Pooling power

Pooling power

Total Property - Issue 7 2019

Syndications are a relatively simple and accessible way for investors to take part in the ownership of institutional-grade properties at an entry-level price.

They open the way for investors to buy into either individual buildings or funds with multiple properties. Money from individual investors is pooled and the properties are managed on their behalf, with cash returns distributed to investors at regular intervals.

By buying into a range of products in this way, it’s possible for investors to get the benefits of diversification through properties in different locations and property types, along with different tenant profiles – all for a fraction of the up-front capital required to achieve this through direct property investment.

The first syndicated offering marketed by Bayleys, the Vertex Pacific building in Hamilton, in 2003 raised $1.85 million of investors’ equity. Since then, Bayleys has managed the sell-down of more than 60 syndications across Australasia with a total property value in excess of $1.6 billion and around $1 billion of equity raised.

Today it is the sole selling agent for syndicated properties and funds offered by Augusta Funds Management, a wholly-owned subsidiary of NZX-listed Augusta Capital Limited. As recorded in June, Augusta Funds Management had about $1.8 billion of assets under management across 74 properties in New Zealand and Australia.


Mike Houlker, head of Bayleys syndication and investment products, says syndications have come into their own as an investment option in the low-interest-rate environment following the Global Financial Crisis as holders of interest-bearing investments look elsewhere for better returns.

In recent times, Bayleys has raised more than $100 million of equity in a multi-asset fund offering, and $250 million over one year.

Houlker believes more investors will warm to syndications as renewed cuts in interest rates bite further into returns from term deposits.

“The low investment entry point, typically starting at $10,000 to $50,000, makes them doubly appealing, opening up stakes in prime property that would otherwise be out of reach for many small investors,” he says.

Syndications do, however, draw a wide range of investors, including some who invest millions of dollars.

“They appeal to a diverse range of people motivated by the prospect of a hands-off investment with rewarding total returns,” says Houlker. “Particularly given the relatively modest capital contribution required, and the seemingly ever-lower returns available elsewhere from the likes of term deposits.”


Bayleys’ syndication and investment products team provides access to commercial, industrial and retail investment properties in New Zealand and Australia. These investments take the form of either a “syndication” – usually a single property in which a group of investors take part in the ownership; or an “investment fund” – usually a group of properties with similar attributes in which investors can purchase shares.

Recent opportunities – all now fully-subscribed – have included new premium-grade, five green star office complexes in Auckland’s CBD at 96 St Georges Bay Road, Parnell, and 33 Broadway, Newmarket – with Xero and Mercury NZ respectively as anchor tenants. Both investments offered a 7.0 percent pre-tax return.

Other opportunities have included the Augusta Industrial Fund, an open-ended, unlisted property fund offering the chance to invest in a portfolio of strategically selected industrial assets with diverse tenants and locations across New Zealand’s industrial property sector. The pre-tax return was recorded as 6.5 percent.
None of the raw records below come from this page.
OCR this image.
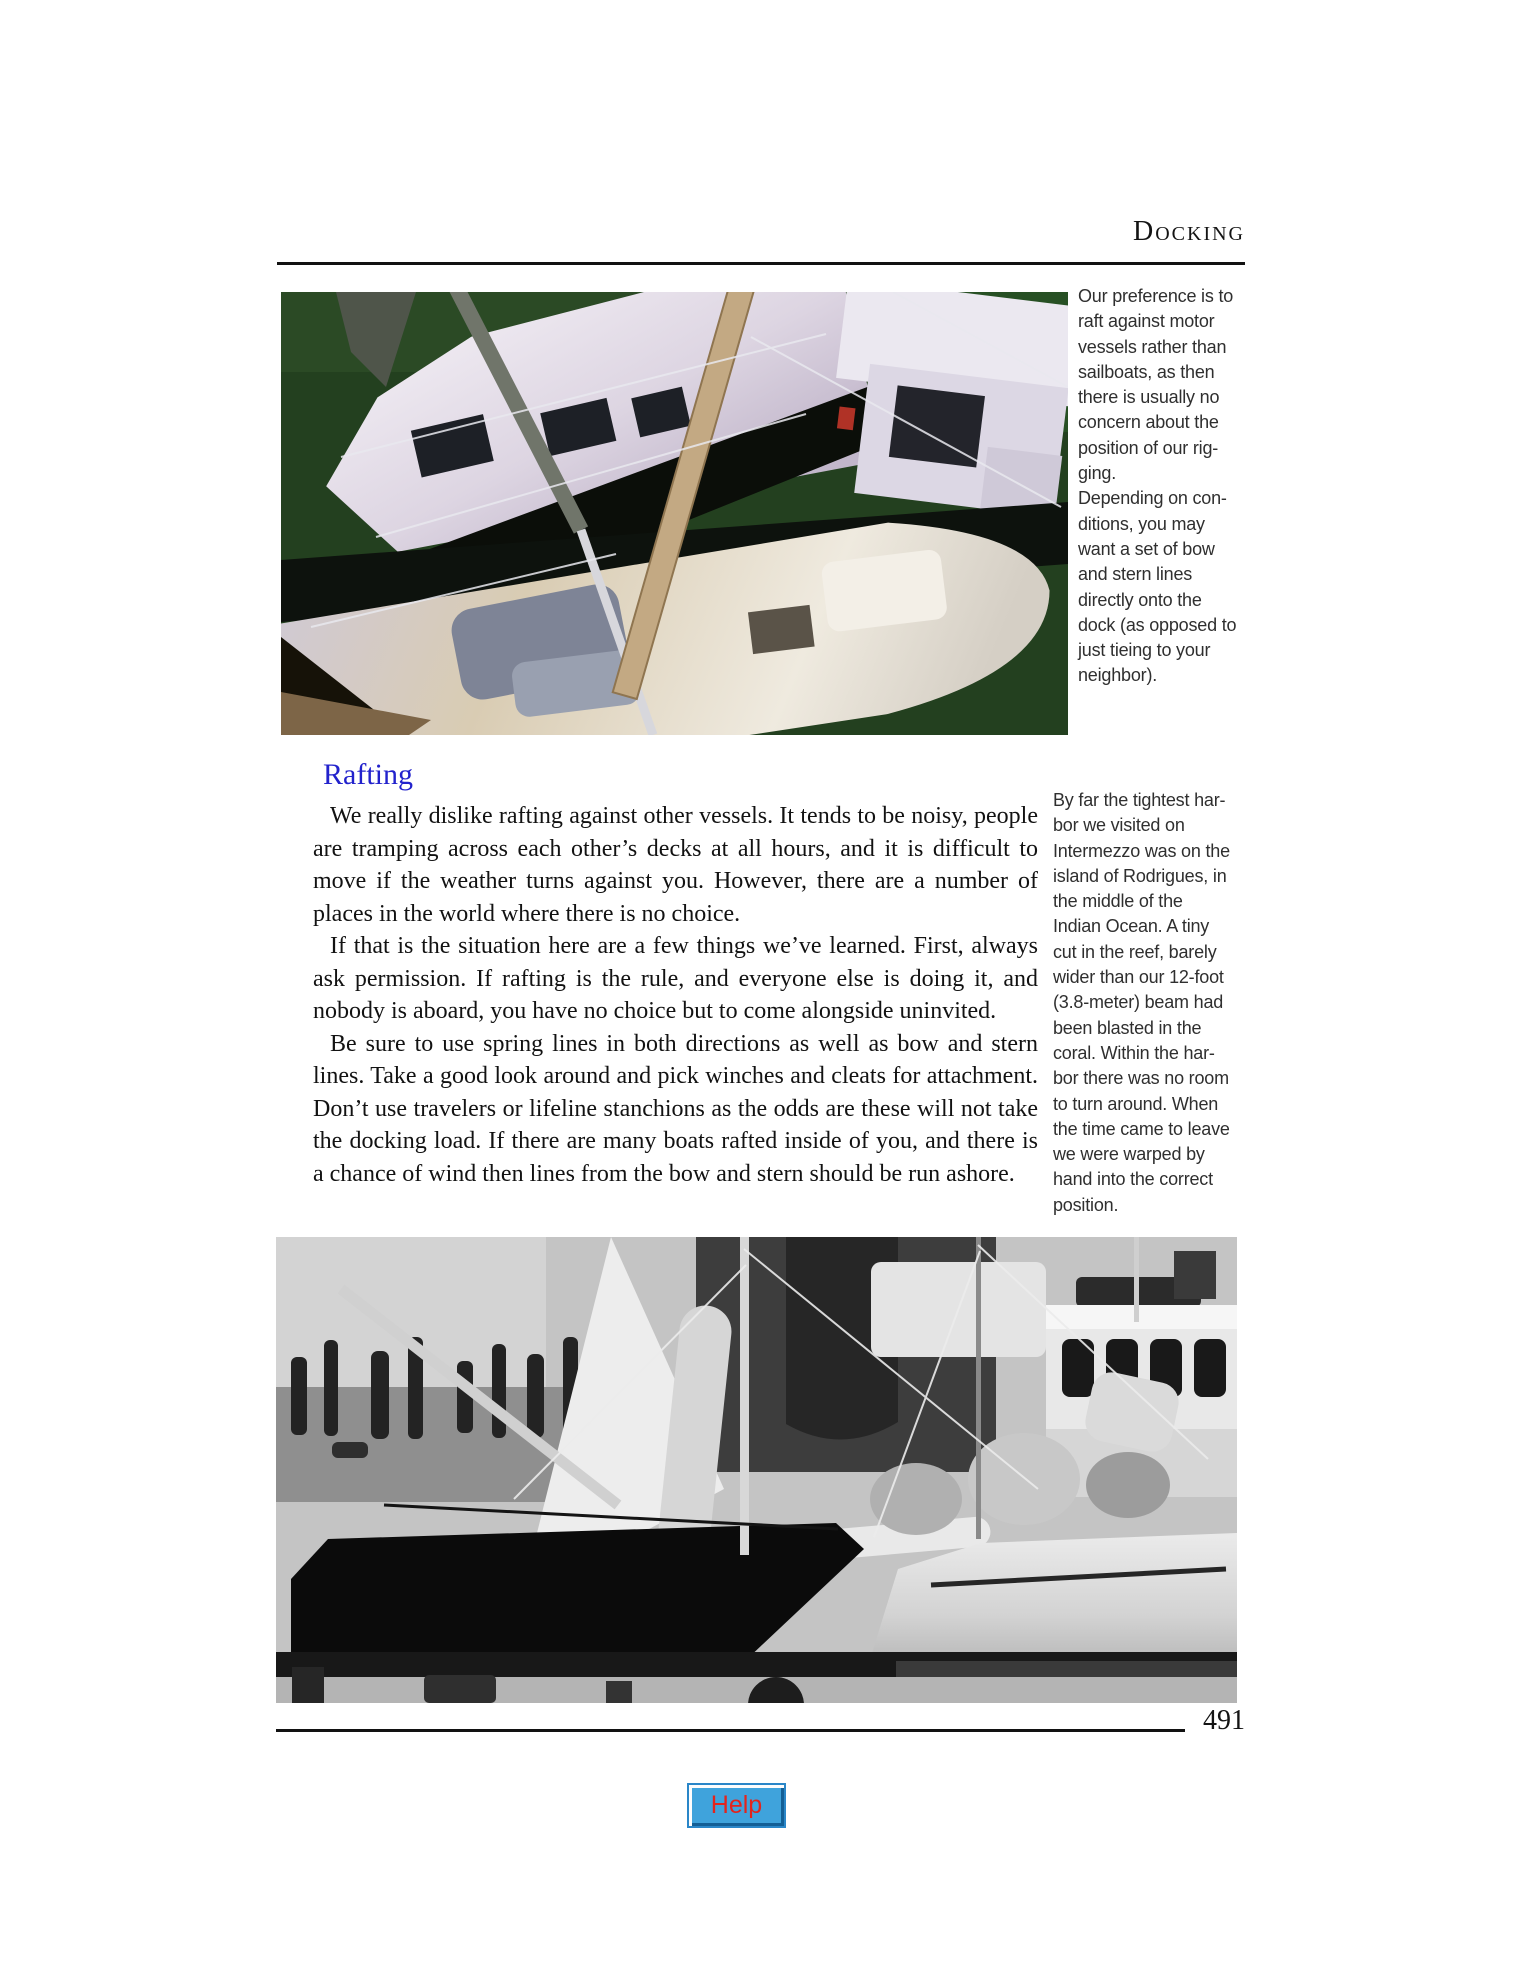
Docking
Our preference is to
raft against motor
vessels rather than
sailboats, as then
there is usually no
concern about the
position of our rig-
ging.
Depending on con-
ditions, you may
want a set of bow
and stern lines
directly onto the
dock (as opposed to
just tieing to your
neighbor).
Rafting

We really dislike rafting against other vessels. It tends to be noisy, people are tramping across each other’s decks at all hours, and it is difficult to move if the weather turns against you. However, there are a number of places in the world where there is no choice.

If that is the situation here are a few things we’ve learned. First, always ask permission. If rafting is the rule, and everyone else is doing it, and nobody is aboard, you have no choice but to come alongside uninvited.

Be sure to use spring lines in both directions as well as bow and stern lines. Take a good look around and pick winches and cleats for attachment. Don’t use travelers or lifeline stanchions as the odds are these will not take the docking load. If there are many boats rafted inside of you, and there is a chance of wind then lines from the bow and stern should be run ashore.

By far the tightest har-
bor we visited on
Intermezzo was on the
island of Rodrigues, in
the middle of the
Indian Ocean. A tiny
cut in the reef, barely
wider than our 12-foot
(3.8-meter) beam had
been blasted in the
coral. Within the har-
bor there was no room
to turn around. When
the time came to leave
we were warped by
hand into the correct
position.
491
Help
Most investments marketed by Bayleys have no fixed term. The manager will recommend the best time to sell the property, and in most cases this will happen when a resolution is passed by at least 75 percent of investors.

However, investors can sell their individual units or shares at any time, in a “secondary sale”.

Upon sale of the property, or a secondary sale, investors may receive a return greater than what they paid for each unit/share if there has been a net capital gain.

Tax and various fees apply to investments, and these vary according to factors such as the type of product or offer, whether the property is in New Zealand, and the prescribed investor rate of the investor based on their taxable income.

The information in this article is intended as general in nature. Prospective investors are recommended to seek personal advice from an Authorised Financial Adviser which takes into account their personal circumstances before making an investment decision.